Yorumu dışlayan anlayış, yeni olaylar ve değişen ihtiyaçlar karşısında eklektik konuma yerleşme dışında seçeneğe sahip değil. Körfez ülkelerindeki yaşantı üzerinden bunu gözlemlemek mümkün.
Topyekûn bir ümmet çetin dönemden, akıl tutulmasından, hedef bulanıklığından geçmekte. Hesaplar günlük, bakış alanı gözün gördüğü mesafe kadar.
Bölgeyi masaya yatıranlar iki yüzyılı planlarken, hesapları küresel ölçekte ve geleceğin ihtiyacına göre kuruyorlar.
Geçmişten ibret almayan, tarihi gelip geçen günlerden ibaret sayanlar hesap yapamaz ve hesaplara nesne olurlar. Birinci dünya savaşında oynanan oyunlar ve kabilelere ayrılarak vaatlerle oyalanan ihtiraslı şeyhler, şimdi daha rafine bir düzenlemenin içinde gönüllü olarak emre amade durumdalar.

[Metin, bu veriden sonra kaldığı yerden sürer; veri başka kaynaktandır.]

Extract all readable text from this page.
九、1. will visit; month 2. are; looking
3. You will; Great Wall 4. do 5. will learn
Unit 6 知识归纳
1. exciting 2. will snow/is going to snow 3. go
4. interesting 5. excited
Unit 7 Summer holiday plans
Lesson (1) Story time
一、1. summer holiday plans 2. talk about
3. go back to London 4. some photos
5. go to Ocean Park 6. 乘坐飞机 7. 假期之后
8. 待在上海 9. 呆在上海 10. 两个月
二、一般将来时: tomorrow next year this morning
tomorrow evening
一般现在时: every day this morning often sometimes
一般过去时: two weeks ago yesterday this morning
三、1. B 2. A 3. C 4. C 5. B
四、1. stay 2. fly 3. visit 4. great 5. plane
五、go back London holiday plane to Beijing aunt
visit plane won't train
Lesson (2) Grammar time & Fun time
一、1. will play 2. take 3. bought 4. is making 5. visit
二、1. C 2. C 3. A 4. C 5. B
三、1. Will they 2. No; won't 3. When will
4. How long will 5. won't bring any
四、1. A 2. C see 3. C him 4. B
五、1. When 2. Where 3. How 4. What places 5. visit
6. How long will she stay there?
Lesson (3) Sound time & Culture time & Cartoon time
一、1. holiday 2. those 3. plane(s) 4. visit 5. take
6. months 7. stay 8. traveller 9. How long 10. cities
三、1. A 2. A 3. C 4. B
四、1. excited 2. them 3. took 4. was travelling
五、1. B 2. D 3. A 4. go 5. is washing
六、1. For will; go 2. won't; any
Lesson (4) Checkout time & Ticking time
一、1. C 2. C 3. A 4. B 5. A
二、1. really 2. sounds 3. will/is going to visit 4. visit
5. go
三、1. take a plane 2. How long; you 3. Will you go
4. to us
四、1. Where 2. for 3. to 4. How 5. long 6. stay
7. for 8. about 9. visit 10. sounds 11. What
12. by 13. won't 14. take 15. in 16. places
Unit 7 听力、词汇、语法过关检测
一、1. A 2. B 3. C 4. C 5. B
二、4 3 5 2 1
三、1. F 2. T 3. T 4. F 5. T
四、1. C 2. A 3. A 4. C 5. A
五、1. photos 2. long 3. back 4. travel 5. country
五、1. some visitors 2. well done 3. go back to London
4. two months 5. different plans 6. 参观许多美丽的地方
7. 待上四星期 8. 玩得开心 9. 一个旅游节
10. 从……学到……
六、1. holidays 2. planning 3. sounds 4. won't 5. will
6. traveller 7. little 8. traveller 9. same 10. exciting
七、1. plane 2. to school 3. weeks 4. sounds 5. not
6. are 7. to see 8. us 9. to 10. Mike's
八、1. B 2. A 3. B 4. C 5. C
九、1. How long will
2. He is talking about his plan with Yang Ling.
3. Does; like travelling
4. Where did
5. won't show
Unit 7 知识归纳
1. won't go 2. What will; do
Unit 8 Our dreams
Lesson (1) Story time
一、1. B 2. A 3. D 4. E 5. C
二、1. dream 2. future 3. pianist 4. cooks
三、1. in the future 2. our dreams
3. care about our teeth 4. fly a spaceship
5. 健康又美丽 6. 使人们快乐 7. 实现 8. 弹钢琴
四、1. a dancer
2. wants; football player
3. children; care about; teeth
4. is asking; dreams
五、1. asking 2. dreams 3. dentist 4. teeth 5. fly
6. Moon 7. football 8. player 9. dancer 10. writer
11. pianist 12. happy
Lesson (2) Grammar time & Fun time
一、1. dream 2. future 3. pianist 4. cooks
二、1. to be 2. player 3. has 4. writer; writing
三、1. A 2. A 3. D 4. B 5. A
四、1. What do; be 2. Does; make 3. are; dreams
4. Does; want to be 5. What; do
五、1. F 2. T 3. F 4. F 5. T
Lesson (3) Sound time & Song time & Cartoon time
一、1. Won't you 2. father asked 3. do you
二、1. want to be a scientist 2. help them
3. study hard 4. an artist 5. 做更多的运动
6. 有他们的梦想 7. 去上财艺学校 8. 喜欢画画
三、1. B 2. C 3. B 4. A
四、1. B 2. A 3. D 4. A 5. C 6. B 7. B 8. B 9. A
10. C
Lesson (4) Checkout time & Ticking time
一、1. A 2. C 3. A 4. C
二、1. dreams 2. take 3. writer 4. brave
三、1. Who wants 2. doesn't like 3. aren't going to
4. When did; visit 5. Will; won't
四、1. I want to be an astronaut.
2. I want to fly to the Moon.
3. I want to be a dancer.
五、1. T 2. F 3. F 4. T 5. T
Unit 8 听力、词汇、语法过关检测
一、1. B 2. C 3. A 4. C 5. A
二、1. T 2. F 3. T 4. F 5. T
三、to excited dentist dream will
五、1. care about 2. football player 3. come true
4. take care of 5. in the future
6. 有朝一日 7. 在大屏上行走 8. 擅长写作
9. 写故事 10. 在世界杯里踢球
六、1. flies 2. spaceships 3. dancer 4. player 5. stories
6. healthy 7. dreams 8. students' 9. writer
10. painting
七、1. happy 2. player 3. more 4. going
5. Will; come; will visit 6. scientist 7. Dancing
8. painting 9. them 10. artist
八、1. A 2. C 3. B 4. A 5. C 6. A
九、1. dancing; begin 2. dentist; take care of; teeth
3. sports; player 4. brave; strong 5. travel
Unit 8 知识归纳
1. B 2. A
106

Şiddeti organize eden öfke gücü, aynı zamanda aklı iptal etmede fonksiyoner etki oluşturunca gençliği harekete geçirmek her zamankinden kolay oluyor.
Kurşunun, bombanın sözü söylediği yerde aklın işlevi, savaş alanıyla sınırlı hale gelir.
Kendi dışında herkesi helak olanlardan gören anlayış için dost yok, mesele şehit olmakla düşmanı geriletmek arasındaki sınırlı alandan ibaret kalıyor.
Ümmetin birliği reaksiyoner inanış yüzünden param parça ve parçanın bütünle ilgisi kalmamış durumda.
Her şey tevile uğramış. Öyle ki zıddına varana kadar. Keskin kabullerin durumu da aynı. Yoruma kapalı anlayışlar da tevilci merhaleye farklı parkuru dolanarak ulaşıyorlar.
Kitap grup çıkarı doğrultusunda okundukça, önyargılara delil arandıkça yardıma müstehak bir konuma da ulaşılamayacak.